Monica volvió la cabeza y soltó un gemido.

—No querré a mi hijo.

—Ya lo creo que sí. Y ese amor, ese deber, es la vida que debe desear. Ha sufrido usted mucho, pero después de un sufrimiento así llega la calma y la resignación. La naturaleza la ayudará.

—¡Oh, si pudiera darme parte de su fuerza! Nunca he podido enfrentarme a la vida como usted. Nunca me habría casado con él de no haber sido tentada por la posibilidad de tener una vida fácil… y tenía tanto miedo a… quedarme sola. Mis hermanas son muy desgraciadas; me aterraba pensar que iba a tener que luchar por mi vida como ellas.
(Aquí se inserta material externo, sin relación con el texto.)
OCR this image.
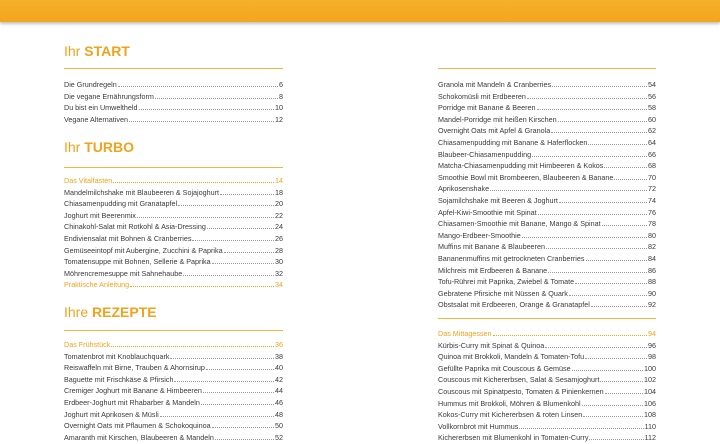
Ihr START
Die Grundregeln	6
Die vegane Ernährungsform	8
Du bist ein Umweltheld	10
Vegane Alternativen	12
Ihr TURBO
Das Vitalfasten	14
Mandelmilchshake mit Blaubeeren & Sojajoghurt	18
Chiasamenpudding mit Granatapfel	20
Joghurt mit Beerenmix	22
Chinakohl-Salat mit Rotkohl & Asia-Dressing	24
Endiviensalat mit Bohnen & Cranberries	26
Gemüseeintopf mit Aubergine, Zucchini & Paprika	28
Tomatensuppe mit Bohnen, Sellerie & Paprika	30
Möhrencremesuppe mit Sahnehaube	32
Praktische Anleitung	34
Ihre REZEPTE
Das Frühstück	36
Tomatenbrot mit Knoblauchquark	38
Reiswaffeln mit Birne, Trauben & Ahornsirup	40
Baguette mit Frischkäse & Pfirsich	42
Cremiger Joghurt mit Banane & Himbeeren	44
Erdbeer-Joghurt mit Rhabarber & Mandeln	46
Joghurt mit Aprikosen & Müsli	48
Overnight Oats mit Pflaumen & Schokoquinoa	50
Amaranth mit Kirschen, Blaubeeren & Mandeln	52
Granola mit Mandeln & Cranberries	54
Schokomüsli mit Erdbeeren	56
Porridge mit Banane & Beeren	58
Mandel-Porridge mit heißen Kirschen	60
Overnight Oats mit Apfel & Granola	62
Chiasamenpudding mit Banane & Haferflocken	64
Blaubeer-Chiasamenpudding	66
Matcha-Chiasamenpudding mit Himbeeren & Kokos	68
Smoothie Bowl mit Brombeeren, Blaubeeren & Banane	70
Aprikosenshake	72
Sojamilchshake mit Beeren & Joghurt	74
Apfel-Kiwi-Smoothie mit Spinat	76
Chiasamen-Smoothie mit Banane, Mango & Spinat	78
Mango-Erdbeer-Smoothie	80
Muffins mit Banane & Blaubeeren	82
Bananenmuffins mit getrockneten Cranberries	84
Milchreis mit Erdbeeren & Banane	86
Tofu-Rührei mit Paprika, Zwiebel & Tomate	88
Gebratene Pfirsiche mit Nüssen & Quark	90
Obstsalat mit Erdbeeren, Orange & Granatapfel	92
Das Mittagessen	94
Kürbis-Curry mit Spinat & Quinoa	96
Quinoa mit Brokkoli, Mandeln & Tomaten-Tofu	98
Gefüllte Paprika mit Couscous & Gemüse	100
Couscous mit Kichererbsen, Salat & Sesamjoghurt	102
Couscous mit Spinatpesto, Tomaten & Pinienkernen	104
Hummus mit Brokkoli, Möhren & Blumenkohl	106
Kokos-Curry mit Kichererbsen & roten Linsen	108
Vollkornbrot mit Hummus	110
Kichererbsen mit Blumenkohl in Tomaten-Curry	112
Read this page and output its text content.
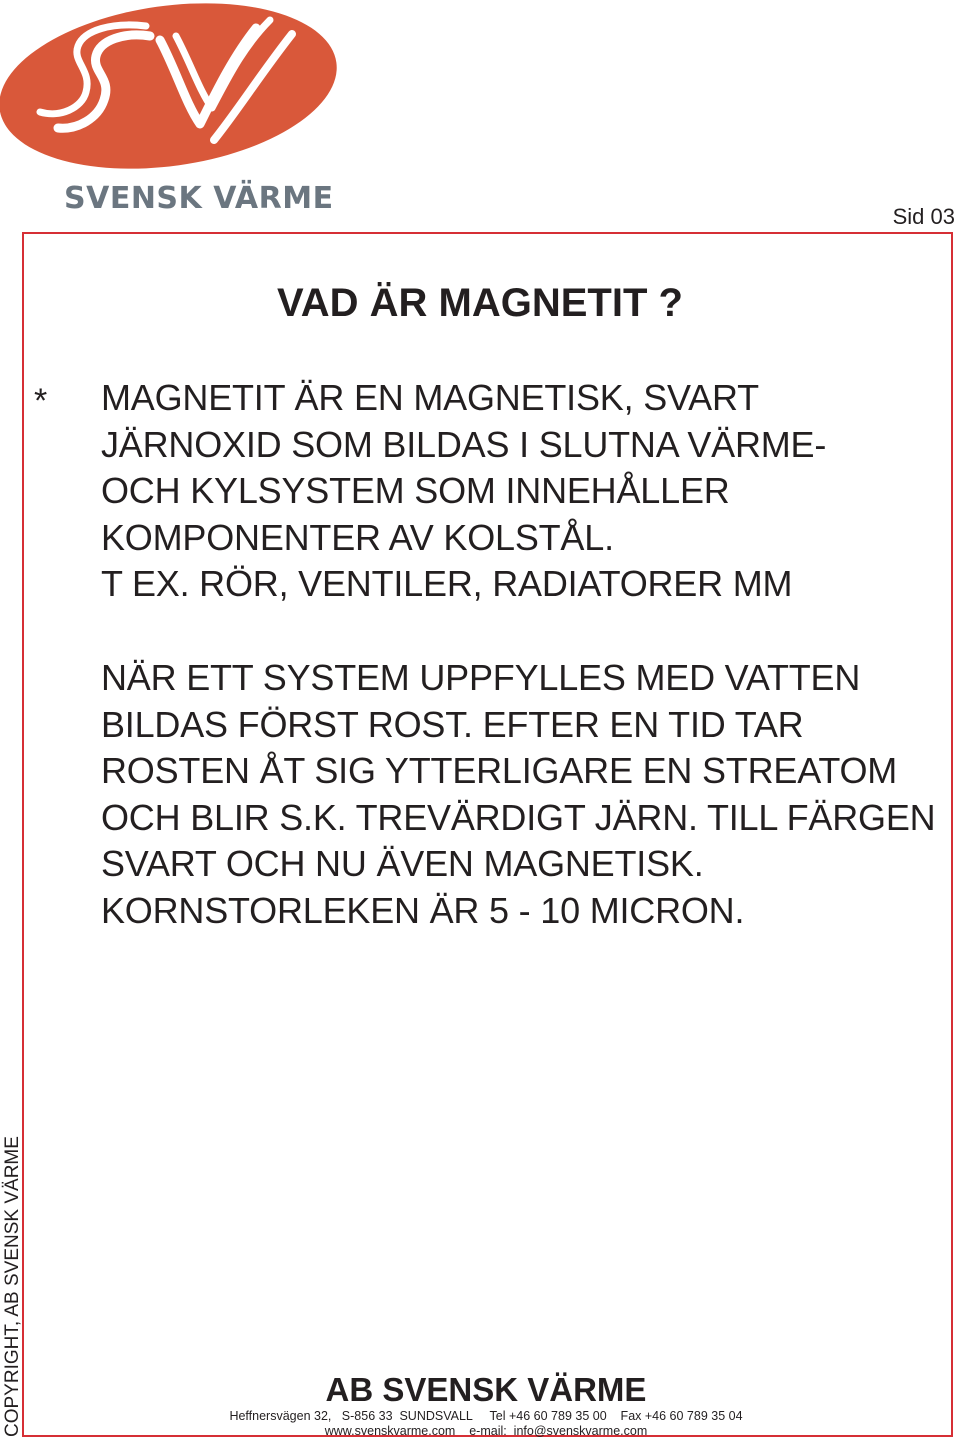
SVENSK VÄRME
Sid 03
VAD ÄR MAGNETIT ?
* MAGNETIT ÄR EN MAGNETISK, SVART
JÄRNOXID SOM BILDAS I SLUTNA VÄRME-
OCH KYLSYSTEM SOM INNEHÅLLER
KOMPONENTER AV KOLSTÅL.
T EX. RÖR, VENTILER, RADIATORER MM

NÄR ETT SYSTEM UPPFYLLES MED VATTEN
BILDAS FÖRST ROST. EFTER EN TID TAR
ROSTEN ÅT SIG YTTERLIGARE EN STREATOM
OCH BLIR S.K. TREVÄRDIGT JÄRN. TILL FÄRGEN
SVART OCH NU ÄVEN MAGNETISK.
KORNSTORLEKEN ÄR 5 - 10 MICRON.

COPYRIGHT, AB SVENSK VÄRME	AB SVENSK VÄRME
Heffnersvägen 32,   S-856 33  SUNDSVALL     Tel +46 60 789 35 00    Fax +46 60 789 35 04
www.svenskvarme.com    e-mail:  info@svenskvarme.com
—Su único error fue fijarse en las mujeres débiles. Tenía otros ejemplos en los que fijarse, chicas como la señorita Vesper y la señorita Haven, que viven sus vidas con valentía y que trabajan de firme y se enorgullecen del lugar que ocupan en el mundo. Pero de nada sirve hablar del pasado, igual que es estúpido hablar como si no hubiera esperanza para su desgracia. ¿Qué edad tiene, Monica?

—Veintidós.

—Bien, yo tengo treinta y dos, y no me considero vieja. Cuando tenga mi edad se reirá de lo desesperada que estaba diez años antes. A su edad se habla con tanta ligereza de una «vida desgraciada», de un «futuro sin esperanza» y de todas esas cosas… Querida niña, puede usted llegar a ser una de las mujeres más felices y útiles de Inglaterra. Su vida no es en absoluto desgraciada. ¡Tonterías! Ha pasado usted por una tormenta, eso es cierto; pero lo más probable es que haya sido lo mejor para usted. No piense ni hable de pecados; simplemente decida no dejarse vencer por las dificultades ni por las penas. Puede estar segura de que va a vivir durante los próximos meses. Su deber está más que claro. Hágase fuerte en cuerpo y alma. Tiene usted un cerebro, lo que no puede decirse de muchas mujeres. Piense en usted con valor y nobleza. Dígaselo: ¡lo que debo hacer es esto y aquello! ¡Y hágalo!